Packers vs. 49ers: Biggest Keys for Both Teams in Epic NFC Divisional Battle

Patrick ClarkeCorrespondent IJanuary 8, 2013

SAN FRANCISCO, CA - DECEMBER 09:  Anthony Dixon #24, Colin Kaepernick #7 and Daniel Kilgore #67 of the San Francisco 49ers celebrates after Dixon scored a touchdown in the fourth quarter against the Miami Dolphins at Candlestick Park on December 9, 2012 in San Francisco, California. The 49ers won the game 27-13.  (Photo by Thearon W. Henderson/Getty Images)
Thearon W. Henderson/Getty Images

The NFL has saved the best divisional matchup for last on Saturday, as the Green Bay Packers and San Francisco 49ers will renew their rivalry while bringing a close to the first half of the Divisional Round in prime time at Candlestick Park (8 p.m. ET, FOX). 

San Francisco enters this weekend's much-anticipated NFC Divisional battle as the favorite and rightfully so. The 49ers topped the Packers at Lambeau Field earlier in the season and are playing at home following a first-round bye. But if there was ever an underdog capable of winning big on the road, it would be Green Bay.

With a spot in the NFC Championship Game on the line and kickoff fast-approaching, let's take a closer look at the biggest keys for each team in this win-or-go-home showdown.


Key for Green Bay Packers

Take Advantage of Colin Kaepernick's Inexperience

While San Francisco boasts the obvious home-field advantage on Saturday night, Green Bay will have an advantage of its own, facing off against a second-year quarterback set to make his first career postseason start.
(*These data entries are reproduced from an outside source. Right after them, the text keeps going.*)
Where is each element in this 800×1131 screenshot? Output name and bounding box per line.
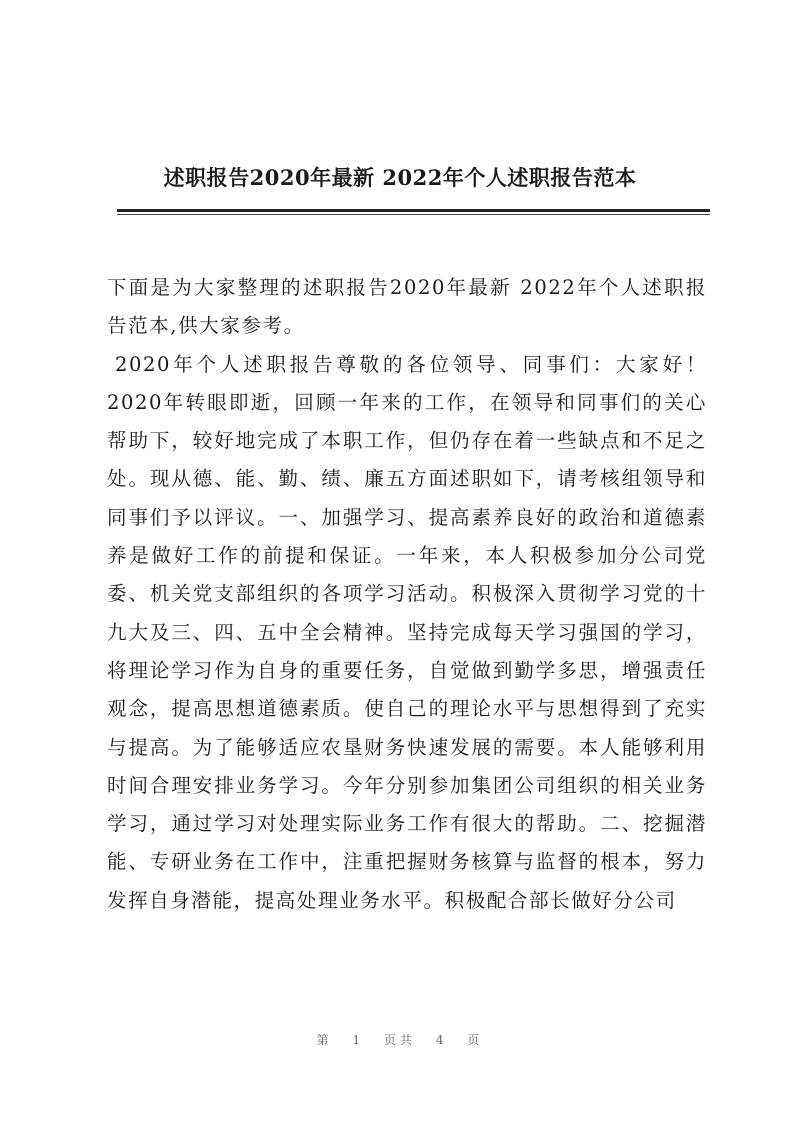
footer-middle: 页共 [383,1033,416,1047]
document-title: 述职报告2020年最新 2022年个人述职报告范本 [163,165,637,190]
document-body [107,269,707,920]
page-footer [0,1031,800,1048]
footer-suffix: 页 [467,1033,484,1047]
intro-paragraph: 下面是为大家整理的述职报告2020年最新 2022年个人述职报告范本,供大家参考。 [107,276,707,338]
footer-prefix: 第 [316,1033,333,1047]
title-underline-thin [117,214,710,215]
footer-total-pages: 4 [435,1033,448,1047]
report-paragraph: 2020年个人述职报告尊敬的各位领导、同事们：大家好！2020年转眼即逝，回顾一年来的工作，在领导和同事们的关心帮助下，较好地完成了本职工作，但仍存在着一些缺点和不足之处。现从德、能、勤、绩、廉五方面述职如下，请考核组领导和同事们予以评议。一、加强学习、提高素养良好的政治和道德素养是做好工作的前提和保证。一年来，本人积极参加分公司党委、机关党支部组织的各项学习活动。积极深入贯彻学习党的十九大及三、四、五中全会精神。坚持完成每天学习强国的学习，将理论学习作为自身的重要任务，自觉做到勤学多思，增强责任观念，提高思想道德素质。使自己的理论水平与思想得到了充实与提高。为了能够适应农垦财务快速发展的需要。本人能够利用时间合理安排业务学习。今年分别参加集团公司组织的相关业务学习，通过学习对处理实际业务工作有很大的帮助。二、挖掘潜能、专研业务在工作中，注重把握财务核算与监督的根本，努力发挥自身潜能，提高处理业务水平。积极配合部长做好分公司 [107,352,707,912]
title-underline-thick [117,209,710,212]
footer-current-page: 1 [352,1033,365,1047]
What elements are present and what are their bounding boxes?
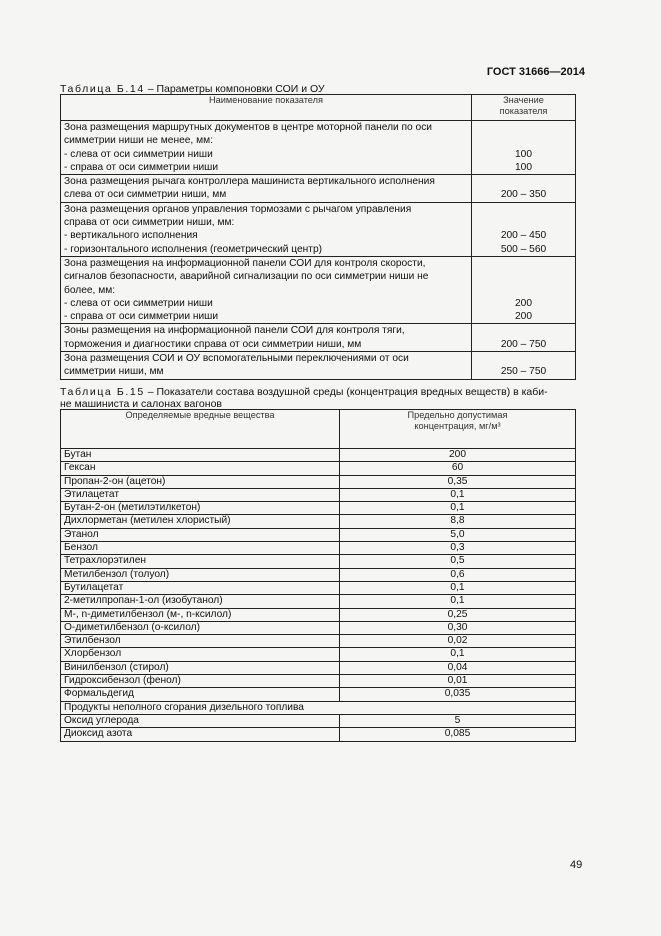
table15-row: [61, 528, 576, 541]
table14-value-line: [475, 203, 572, 216]
table14-value-cell: [472, 202, 576, 256]
table14-value-line: [475, 121, 572, 134]
max-concentration: 0,3: [340, 542, 576, 555]
table14-col2-line2: показателя: [499, 106, 548, 116]
table15-row: [61, 648, 576, 661]
table14-value-cell: [472, 121, 576, 175]
table14-value-line: 250 – 750: [500, 366, 547, 378]
max-concentration: 0,04: [340, 661, 576, 674]
table14-title: – Параметры компоновки СОИ и ОУ: [144, 83, 325, 95]
table15-title-line2: не машиниста и салонах вагонов: [60, 398, 222, 410]
table14-col1-header: Наименование показателя: [61, 95, 472, 121]
table14-label: Таблица Б.14: [60, 83, 145, 95]
table14-col2-line1: Значение: [503, 95, 544, 105]
substance-name: Диоксид азота: [61, 728, 340, 741]
max-concentration: 0,5: [340, 555, 576, 568]
max-concentration: 0,1: [340, 581, 576, 594]
max-concentration: 0,02: [340, 635, 576, 648]
substance-name: Бутилацетат: [61, 581, 340, 594]
table14-value-line: [475, 175, 572, 188]
table15-caption: [60, 386, 580, 410]
table14-param-cell: [61, 175, 472, 203]
max-concentration: 0,1: [340, 648, 576, 661]
table15-col1-header: Определяемые вредные вещества: [61, 410, 340, 449]
table15-row: [61, 661, 576, 674]
table14-value-line: 200 – 350: [500, 189, 547, 201]
table14-row: [61, 121, 576, 175]
substance-name: Формальдегид: [61, 688, 340, 701]
max-concentration: 0,6: [340, 568, 576, 581]
max-concentration: 0,1: [340, 502, 576, 515]
table14-value-line: [475, 352, 572, 365]
table14-value-line: [475, 284, 572, 297]
substance-name: Этанол: [61, 528, 340, 541]
substance-name: М-, n-диметилбензол (м-, n-ксилол): [61, 608, 340, 621]
substance-name: Этилацетат: [61, 488, 340, 501]
max-concentration: 0,035: [340, 688, 576, 701]
max-concentration: 0,1: [340, 488, 576, 501]
table14-value-line: [475, 216, 572, 229]
table15-row: [61, 675, 576, 688]
table14-param-line: - справа от оси симметрии ниши: [64, 161, 219, 173]
max-concentration: 0,1: [340, 595, 576, 608]
table14-param-line: слева от оси симметрии ниши, мм: [64, 189, 227, 201]
table15-row: [61, 595, 576, 608]
substance-name: Бутан-2-он (метилэтилкетон): [61, 502, 340, 515]
substance-name: Хлорбензол: [61, 648, 340, 661]
table15-row: [61, 542, 576, 555]
table15-section-row: [61, 701, 576, 714]
table14-param-cell: [61, 324, 472, 352]
max-concentration: 0,30: [340, 621, 576, 634]
table14-value-line: [475, 270, 572, 283]
table15-row: [61, 635, 576, 648]
table14-row: [61, 175, 576, 203]
table15-row: [61, 688, 576, 701]
max-concentration: 200: [340, 449, 576, 462]
table14-param-cell: [61, 202, 472, 256]
table14-param-line: справа от оси симметрии ниши, мм:: [64, 217, 235, 229]
table15-header-row: [61, 410, 576, 449]
table14-value-line: 100: [515, 148, 532, 160]
table15-row: [61, 449, 576, 462]
table14-param-line: торможения и диагностики справа от оси симметрии ниши, мм: [64, 338, 362, 350]
table14-row: [61, 352, 576, 380]
table14-param-line: Зона размещения на информационной панели СОИ для контроля скорости,: [64, 257, 426, 269]
table14-value-line: 500 – 560: [500, 243, 547, 255]
table14-value-cell: [472, 175, 576, 203]
table14-param-line: Зона размещения органов управления тормозами с рычагом управления: [64, 203, 412, 215]
table14-body: [61, 121, 576, 380]
max-concentration: 60: [340, 462, 576, 475]
table14-param-line: симметрии ниши не менее, мм:: [64, 135, 213, 147]
table14-param-line: более, мм:: [64, 284, 116, 296]
page-number: 49: [570, 859, 583, 871]
table14-param-line: сигналов безопасности, аварийной сигнализации по оси симметрии ниши не: [64, 271, 429, 283]
table14-param-cell: [61, 352, 472, 380]
table14-value-line: 200: [515, 297, 532, 309]
table14-param-line: - слева от оси симметрии ниши: [64, 148, 213, 160]
table14-value-line: [475, 134, 572, 147]
table14-param-line: - вертикального исполнения: [64, 230, 198, 242]
max-concentration: 5: [340, 714, 576, 727]
max-concentration: 0,25: [340, 608, 576, 621]
table14-value-line: 200 – 750: [500, 338, 547, 350]
table14-header-row: [61, 95, 576, 121]
table14-param-line: Зона размещения маршрутных документов в центре моторной панели по оси: [64, 122, 432, 133]
table14-param-line: Зона размещения СОИ и ОУ вспомогательными переключениями от оси: [64, 353, 409, 365]
substance-name: Этилбензол: [61, 635, 340, 648]
max-concentration: 0,085: [340, 728, 576, 741]
table14-value-line: 200 – 450: [500, 230, 547, 242]
table14-value-line: [475, 257, 572, 270]
substance-name: Бензол: [61, 542, 340, 555]
table15-row: [61, 728, 576, 741]
table15-col2-line2: концентрация, мг/м³: [414, 421, 501, 431]
table15-row: [61, 555, 576, 568]
max-concentration: 8,8: [340, 515, 576, 528]
table15-row: [61, 502, 576, 515]
substance-name: Бутан: [61, 449, 340, 462]
table14-row: [61, 256, 576, 323]
document-header: ГОСТ 31666—2014: [486, 66, 585, 78]
table14-param-cell: [61, 256, 472, 323]
table15-title-line1: – Показатели состава воздушной среды (концентрация вредных веществ) в каби-: [144, 386, 548, 398]
table15-body: [61, 449, 576, 742]
table14-col2-header: [472, 95, 576, 121]
max-concentration: 5,0: [340, 528, 576, 541]
table14-param-cell: [61, 121, 472, 175]
table15-row: [61, 475, 576, 488]
max-concentration: 0,01: [340, 675, 576, 688]
max-concentration: 0,35: [340, 475, 576, 488]
table14-param-line: - справа от оси симметрии ниши: [64, 311, 219, 323]
table14-value-line: 100: [515, 161, 532, 173]
substance-name: Тетрахлорэтилен: [61, 555, 340, 568]
table15-row: [61, 608, 576, 621]
substance-name: Метилбензол (толуол): [61, 568, 340, 581]
table15-col2-line1: Предельно допустимая: [407, 410, 508, 420]
table14-value-line: 200: [515, 311, 532, 323]
table15-row: [61, 488, 576, 501]
substance-name: О-диметилбензол (о-ксилол): [61, 621, 340, 634]
table15: [60, 409, 576, 742]
substance-name: Оксид углерода: [61, 714, 340, 727]
table14-value-cell: [472, 256, 576, 323]
substance-name: 2-метилпропан-1-ол (изобутанол): [61, 595, 340, 608]
substance-name: Гидроксибензол (фенол): [61, 675, 340, 688]
table14-value-cell: [472, 324, 576, 352]
table15-row: [61, 515, 576, 528]
substance-name: Дихлорметан (метилен хлористый): [61, 515, 340, 528]
table14-row: [61, 324, 576, 352]
table14-param-line: - слева от оси симметрии ниши: [64, 297, 213, 309]
table14-value-line: [475, 324, 572, 337]
table14-param-line: Зоны размещения на информационной панели СОИ для контроля тяги,: [64, 325, 405, 337]
table15-row: [61, 462, 576, 475]
substance-name: Винилбензол (стирол): [61, 661, 340, 674]
table14-row: [61, 202, 576, 256]
section-label: Продукты неполного сгорания дизельного топлива: [61, 701, 576, 714]
table15-col2-header: [340, 410, 576, 449]
table14-param-line: Зона размещения рычага контроллера машиниста вертикального исполнения: [64, 176, 435, 188]
table15-label: Таблица Б.15: [60, 386, 145, 398]
table14: [60, 94, 576, 380]
substance-name: Пропан-2-он (ацетон): [61, 475, 340, 488]
table15-row: [61, 568, 576, 581]
table14-param-line: симметрии ниши, мм: [64, 366, 164, 378]
substance-name: Гексан: [61, 462, 340, 475]
table15-row: [61, 714, 576, 727]
table14-param-line: - горизонтального исполнения (геометрический центр): [64, 243, 323, 255]
table15-row: [61, 621, 576, 634]
table15-row: [61, 581, 576, 594]
table14-value-cell: [472, 352, 576, 380]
Not that Colin Kaepernick is the same level of quarterback as Minnesota's Joe Webb, but consider this: The Packers forced Webb, who was making his first career playoff start, into two turnovers. Green Bay also sacked Webb three times in its rout of the Vikings. 

Sure, Kaepernick has seven regular-season starts under his belt and only five total turnovers over that stretch, but the playoffs present a different sort of pressure. If the 49ers get behind or become stagnant, Kaepernick could begin to press and makes bad decisions.

Green Bay must pressure the passer from the opening drive and continue to present him with different coverage looks and blitzes throughout the night.


Exploit San Francisco's Secondary

The 49ers defense is one of the best in the NFL, and it ncludes San Francisco's secondary that ranked fourth against the pass during the regular season. But to say that Aaron Rodgers and his plethora of talented wideouts can't overcome it would be outright foolish.

Green Bay will certainly have its work cut out for it on Saturday, but if Rodgers can get in a groove early on and settle down his offensive line and receivers, it could be a long night for Carlos Rogers, Dashon Goldson and the 49ers' secondary.

With weapons like Greg Jennings, Jordy Nelson, James Jones, Randall Cobb and Jermichael Finley all running routes at Candlestick Park, the Packers will have a huge advantage in the passing game and will need to capitalize in order to outscore their opponent on the road Saturday night.


Keys for San Francisco 49ers

Establish the Run Early 

San Francisco features one of the best rushing attacks in all of football, racking up nearly 156 yards per game on the ground during the regular season. And Jim Harbaugh's Niners would be wise to establish that successful running game early on Saturday in order to wear down the Packers' defensive front and break off devastating runs late in the game.

In the regular season meeting between these two teams, San Francisco rushed for 186 yards on 32 carries, averaging nearly six yards per rush. Running back Frank Gore only carried the ball 16 times in that game but was remarkably efficient running behind the Niners' strong offensive line, picking up 112 yards and a touchdown. 

Clearly, the Packers had no answer then, and they may not now. Green Bay ranked 20th defending the run during the regular season and ranked 26th in yards per carry allowed, giving up 4.5 yards per run on average. 

Offensively, the 49ers would be best suited establishing the run on Saturday night rather than trying to beat Charles Woodson and the Packers' superb secondary through the air.


Pressure Aaron Rodgers

Defensively, the 49ers must aim to quiet Aaron Rodgers. The 2011 NFL MVP makes Green Bay's offense go, and if he's constantly under pressure, he'll have a hard time getting them started.

San Francisco's defenders got to Rodgers several times in the regular season at Lambeau Field last September. The Niners sacked him three times and forced him into a back-breaking interception late in the game.

With sensational pass-rusher Aldon Smith leading the way, San Francisco will need to send everything it has at Green Bay's offensive line, knowing that if it doesn't get to Rodgers soon enough, he'll likely pick the secondary apart. 

Green Bay has become a better running team as of late with the emergence of DuJuan Harris, who can make plays as a runner and a receiver. But the key in keeping the Packers off the scoreboard and ultimately to winning the game is stopping Rodgers and the Pack's vaunted aerial attack.